En «Behind the candelabra», el actor interpreta con fascinante energía, conocida su delicada salud, al icono «kitsch» de los 60 y 70
22 may 2013 . Actualizado a las 07:00 h.La lucha por la Palma de Oro ofreció dos películas, La grande bellezza y Behind the candelabra que comparten acercamiento al abismo de la decrepitud y la presencia de dos actores en estado de gracia, Toni Servillo y Michael Douglas, para desencarnarla. En Behind the candelabra, Douglas interpreta con fascinante energía, conocida su delicada salud, al entertainer inclasificable Liberace, icono kitsch de los 60 y 70. Un hortera príncipe de las tinieblas que ponía un candelabro sobre su piano y con su capa de vampiro del show-business alimentaba su obsesión por la juventud eterna a base de cirugía y sexo con carne joven. Matt Damon es el último de los efebos vampirizados en el altar de Liberace, que moriría de sida en 1988. Es un placer saborear cómo Douglas sostiene a ese monstruo de purpurina y soberbia, sustentado en el oficio de Soderbergh para apuntalar el drama. Y en las impagables apariciones de Debbie Reynolds y Rob Lowe, viejas glorias casi coetáneas.
Cameo de Tosar
Paolo Sorrentino es un habitual de Cannes.
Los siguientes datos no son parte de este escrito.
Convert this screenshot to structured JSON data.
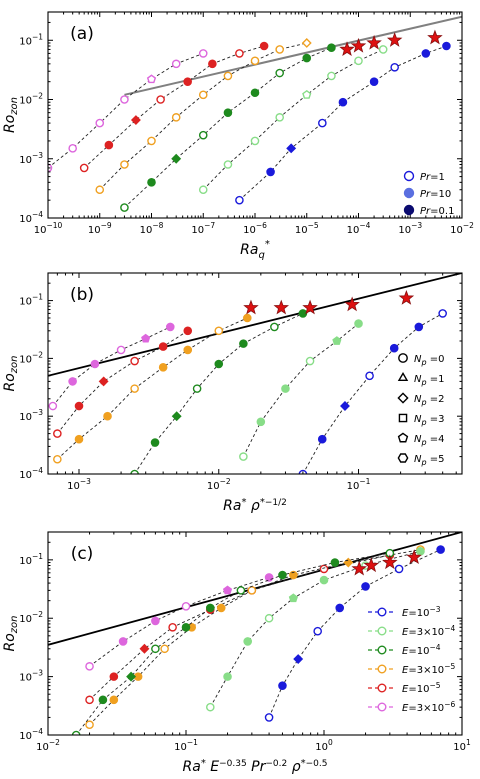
{
  "chart_data": [
    {
      "panel_label": "(a)",
      "type": "scatter",
      "title": "",
      "xlabel": "Ra_q*",
      "ylabel": "Ro_zon",
      "xscale": "log",
      "yscale": "log",
      "xlim": [
        1e-10,
        0.01
      ],
      "ylim": [
        0.0001,
        0.3
      ],
      "x_ticks": [
        {
          "v": -10
        },
        {
          "v": -9
        },
        {
          "v": -8
        },
        {
          "v": -7
        },
        {
          "v": -6
        },
        {
          "v": -5
        },
        {
          "v": -4
        },
        {
          "v": -3
        },
        {
          "v": -2
        }
      ],
      "y_ticks": [
        {
          "v": -4
        },
        {
          "v": -3
        },
        {
          "v": -2
        },
        {
          "v": -1
        }
      ],
      "legend": {
        "placement": "lower-right",
        "entries": [
          {
            "label": "Pr=1",
            "marker": "open-circle",
            "color": "#1a1adb"
          },
          {
            "label": "Pr=10",
            "marker": "filled-circle",
            "color": "#5a6fe0"
          },
          {
            "label": "Pr=0.1",
            "marker": "filled-circle",
            "color": "#0b0b70"
          }
        ]
      },
      "fit_line": {
        "color": "#808080",
        "x": [
          3e-09,
          0.01
        ],
        "y": [
          0.012,
          0.25
        ]
      },
      "series": [
        {
          "name": "E=3x10^-6",
          "color": "#dd66dd",
          "x": [
            1e-10,
            3e-10,
            1e-09,
            3e-09,
            1e-08,
            3e-08,
            1e-07
          ],
          "y": [
            0.0007,
            0.0015,
            0.004,
            0.01,
            0.022,
            0.04,
            0.06
          ]
        },
        {
          "name": "E=10^-5",
          "color": "#dd2222",
          "x": [
            5e-10,
            1.5e-09,
            5e-09,
            1.5e-08,
            5e-08,
            1.5e-07,
            5e-07,
            1.5e-06
          ],
          "y": [
            0.0007,
            0.0017,
            0.0045,
            0.01,
            0.02,
            0.04,
            0.06,
            0.08
          ]
        },
        {
          "name": "E=3x10^-5",
          "color": "#f0a020",
          "x": [
            1e-09,
            3e-09,
            1e-08,
            3e-08,
            1e-07,
            3e-07,
            1e-06,
            3e-06,
            1e-05
          ],
          "y": [
            0.0003,
            0.0008,
            0.002,
            0.005,
            0.012,
            0.025,
            0.045,
            0.07,
            0.09
          ]
        },
        {
          "name": "E=10^-4",
          "color": "#1e8a1e",
          "x": [
            3e-09,
            1e-08,
            3e-08,
            1e-07,
            3e-07,
            1e-06,
            3e-06,
            1e-05,
            3e-05
          ],
          "y": [
            0.00015,
            0.0004,
            0.001,
            0.0025,
            0.006,
            0.013,
            0.028,
            0.05,
            0.075
          ]
        },
        {
          "name": "E=3x10^-4",
          "color": "#88dd88",
          "x": [
            1e-07,
            3e-07,
            1e-06,
            3e-06,
            1e-05,
            3e-05,
            0.0001,
            0.0003
          ],
          "y": [
            0.0003,
            0.0008,
            0.002,
            0.005,
            0.012,
            0.025,
            0.045,
            0.07
          ]
        },
        {
          "name": "E=10^-3",
          "color": "#1a1adb",
          "x": [
            5e-07,
            2e-06,
            5e-06,
            2e-05,
            5e-05,
            0.0002,
            0.0005,
            0.002,
            0.005
          ],
          "y": [
            0.0002,
            0.0006,
            0.0015,
            0.004,
            0.009,
            0.02,
            0.035,
            0.06,
            0.08
          ]
        }
      ],
      "stars": {
        "color": "#dd1111",
        "x": [
          6e-05,
          0.0001,
          0.0002,
          0.0005,
          0.003
        ],
        "y": [
          0.07,
          0.08,
          0.09,
          0.1,
          0.11
        ]
      }
    },
    {
      "panel_label": "(b)",
      "type": "scatter",
      "title": "",
      "xlabel": "Ra* ρ*^-1/2",
      "ylabel": "Ro_zon",
      "xscale": "log",
      "yscale": "log",
      "xlim": [
        0.0006,
        0.55
      ],
      "ylim": [
        0.0001,
        0.3
      ],
      "x_ticks": [
        {
          "v": -3
        },
        {
          "v": -2
        },
        {
          "v": -1
        }
      ],
      "y_ticks": [
        {
          "v": -4
        },
        {
          "v": -3
        },
        {
          "v": -2
        },
        {
          "v": -1
        }
      ],
      "legend": {
        "placement": "right",
        "entries": [
          {
            "label": "Np=0",
            "marker": "circle"
          },
          {
            "label": "Np=1",
            "marker": "triangle"
          },
          {
            "label": "Np=2",
            "marker": "diamond"
          },
          {
            "label": "Np=3",
            "marker": "square"
          },
          {
            "label": "Np=4",
            "marker": "pentagon"
          },
          {
            "label": "Np=5",
            "marker": "hexagon"
          }
        ]
      },
      "fit_line": {
        "color": "#000000",
        "x": [
          0.0006,
          0.55
        ],
        "y": [
          0.005,
          0.3
        ]
      },
      "series": [
        {
          "name": "E=3x10^-6",
          "color": "#dd66dd",
          "x": [
            0.00065,
            0.0009,
            0.0013,
            0.002,
            0.003,
            0.0045
          ],
          "y": [
            0.0015,
            0.004,
            0.008,
            0.014,
            0.022,
            0.035
          ]
        },
        {
          "name": "E=10^-5",
          "color": "#dd2222",
          "x": [
            0.0007,
            0.001,
            0.0015,
            0.0025,
            0.004,
            0.006
          ],
          "y": [
            0.0005,
            0.0015,
            0.004,
            0.009,
            0.016,
            0.03
          ]
        },
        {
          "name": "E=3x10^-5",
          "color": "#f0a020",
          "x": [
            0.0007,
            0.001,
            0.0016,
            0.0025,
            0.004,
            0.006,
            0.01,
            0.016
          ],
          "y": [
            0.00018,
            0.0004,
            0.001,
            0.003,
            0.007,
            0.014,
            0.03,
            0.05
          ]
        },
        {
          "name": "E=10^-4",
          "color": "#1e8a1e",
          "x": [
            0.0025,
            0.0035,
            0.005,
            0.007,
            0.01,
            0.015,
            0.025,
            0.04
          ],
          "y": [
            0.0001,
            0.00035,
            0.001,
            0.003,
            0.008,
            0.018,
            0.035,
            0.06
          ]
        },
        {
          "name": "E=3x10^-4",
          "color": "#88dd88",
          "x": [
            0.015,
            0.02,
            0.03,
            0.045,
            0.07,
            0.1
          ],
          "y": [
            0.0002,
            0.0008,
            0.003,
            0.009,
            0.02,
            0.04
          ]
        },
        {
          "name": "E=10^-3",
          "color": "#1a1adb",
          "x": [
            0.04,
            0.055,
            0.08,
            0.12,
            0.18,
            0.27,
            0.4
          ],
          "y": [
            0.0001,
            0.0004,
            0.0015,
            0.005,
            0.015,
            0.035,
            0.06
          ]
        }
      ],
      "stars": {
        "color": "#dd1111",
        "x": [
          0.017,
          0.028,
          0.045,
          0.09,
          0.22
        ],
        "y": [
          0.075,
          0.075,
          0.075,
          0.085,
          0.11
        ]
      }
    },
    {
      "panel_label": "(c)",
      "type": "scatter",
      "title": "",
      "xlabel": "Ra* E^-0.35 Pr^-0.2 ρ*^-0.5",
      "ylabel": "Ro_zon",
      "xscale": "log",
      "yscale": "log",
      "xlim": [
        0.01,
        10
      ],
      "ylim": [
        0.0001,
        0.3
      ],
      "x_ticks": [
        {
          "v": -2
        },
        {
          "v": -1
        },
        {
          "v": 0
        },
        {
          "v": 1
        }
      ],
      "y_ticks": [
        {
          "v": -4
        },
        {
          "v": -3
        },
        {
          "v": -2
        },
        {
          "v": -1
        }
      ],
      "legend": {
        "placement": "lower-right",
        "entries": [
          {
            "label": "E=10^-3",
            "color": "#1a1adb"
          },
          {
            "label": "E=3×10^-4",
            "color": "#88dd88"
          },
          {
            "label": "E=10^-4",
            "color": "#1e8a1e"
          },
          {
            "label": "E=3×10^-5",
            "color": "#f0a020"
          },
          {
            "label": "E=10^-5",
            "color": "#dd2222"
          },
          {
            "label": "E=3×10^-6",
            "color": "#dd66dd"
          }
        ]
      },
      "fit_line": {
        "color": "#000000",
        "x": [
          0.01,
          10
        ],
        "y": [
          0.0035,
          0.3
        ]
      },
      "series": [
        {
          "name": "E=3x10^-6",
          "color": "#dd66dd",
          "x": [
            0.02,
            0.035,
            0.06,
            0.1,
            0.2,
            0.4
          ],
          "y": [
            0.0015,
            0.004,
            0.009,
            0.016,
            0.03,
            0.05
          ]
        },
        {
          "name": "E=10^-5",
          "color": "#dd2222",
          "x": [
            0.02,
            0.03,
            0.05,
            0.08,
            0.15,
            0.3,
            1.0,
            3.0
          ],
          "y": [
            0.0004,
            0.001,
            0.003,
            0.007,
            0.014,
            0.03,
            0.07,
            0.12
          ]
        },
        {
          "name": "E=3x10^-5",
          "color": "#f0a020",
          "x": [
            0.02,
            0.03,
            0.045,
            0.07,
            0.11,
            0.18,
            0.3,
            0.6,
            1.5,
            5.0
          ],
          "y": [
            0.00015,
            0.0004,
            0.001,
            0.003,
            0.007,
            0.015,
            0.03,
            0.055,
            0.09,
            0.15
          ]
        },
        {
          "name": "E=10^-4",
          "color": "#1e8a1e",
          "x": [
            0.016,
            0.025,
            0.04,
            0.06,
            0.1,
            0.15,
            0.25,
            0.5,
            1.2,
            3.0
          ],
          "y": [
            0.0001,
            0.0004,
            0.001,
            0.003,
            0.007,
            0.015,
            0.03,
            0.055,
            0.09,
            0.13
          ]
        },
        {
          "name": "E=3x10^-4",
          "color": "#88dd88",
          "x": [
            0.15,
            0.2,
            0.28,
            0.4,
            0.6,
            1.0,
            2.0,
            5.0
          ],
          "y": [
            0.0003,
            0.001,
            0.004,
            0.01,
            0.022,
            0.045,
            0.08,
            0.14
          ]
        },
        {
          "name": "E=10^-3",
          "color": "#1a1adb",
          "x": [
            0.4,
            0.5,
            0.65,
            0.9,
            1.3,
            2.0,
            3.5,
            7.0
          ],
          "y": [
            0.0002,
            0.0007,
            0.002,
            0.006,
            0.015,
            0.035,
            0.07,
            0.15
          ]
        }
      ],
      "stars": {
        "color": "#dd1111",
        "x": [
          1.8,
          2.2,
          3.0,
          4.5
        ],
        "y": [
          0.07,
          0.08,
          0.09,
          0.11
        ]
      }
    }
  ]
}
Aquí ganó en el 2008 el Premio del Jurado por su magnífica Il Divo, en la cual Toni Servillo mudaba, en la piel del recién fallecido Giulio Andreotti. En La grande bellezza, Sorrentino vuelve a darle toda la responsabilidad a Servillo, actor colosal que aquí es absoluto epicentro, en el papel de escritor y dandi perdonavidas, de un carrusel abigarrado (con cameo de nuestro Luís Tosar) con ecos o mimetismos inequívocamente fellinianos, que representa el declive de la alta sociedad romana, entre fiestas más o menos bunga-bunga y un afectado spleen de Ciudad Eterna. La película es ampulosa y vende de maravilla humo con apariencia de cine de altura. El envoltorio rococó de orgía perpetua con el que Sorrentino envuelve su viaje a ninguna parte, cuela bien. Y fue largamente aplaudido. A poco que se reflexione sobre ella, se delata la caprichosa vacuidad de La grande bellezza, sus efectismos aparatosos de corto alcance. Lo que es indiscutible, y con muy probable reflejo en el palmarés, es la dimensión de actor mayúsculo de Toni Servillo, quien se echa a las espaldas la inconsistencia del filme y nos ofrece la única verdad de esta obra tramposa: su personaje de edecán de una dolce vita con regusto a arsénico. Su amargura, su cinismo, su asunción de la derrota de los gatopardos, se apoderan de cada plano de autenticidad dentro de este filme mentiroso.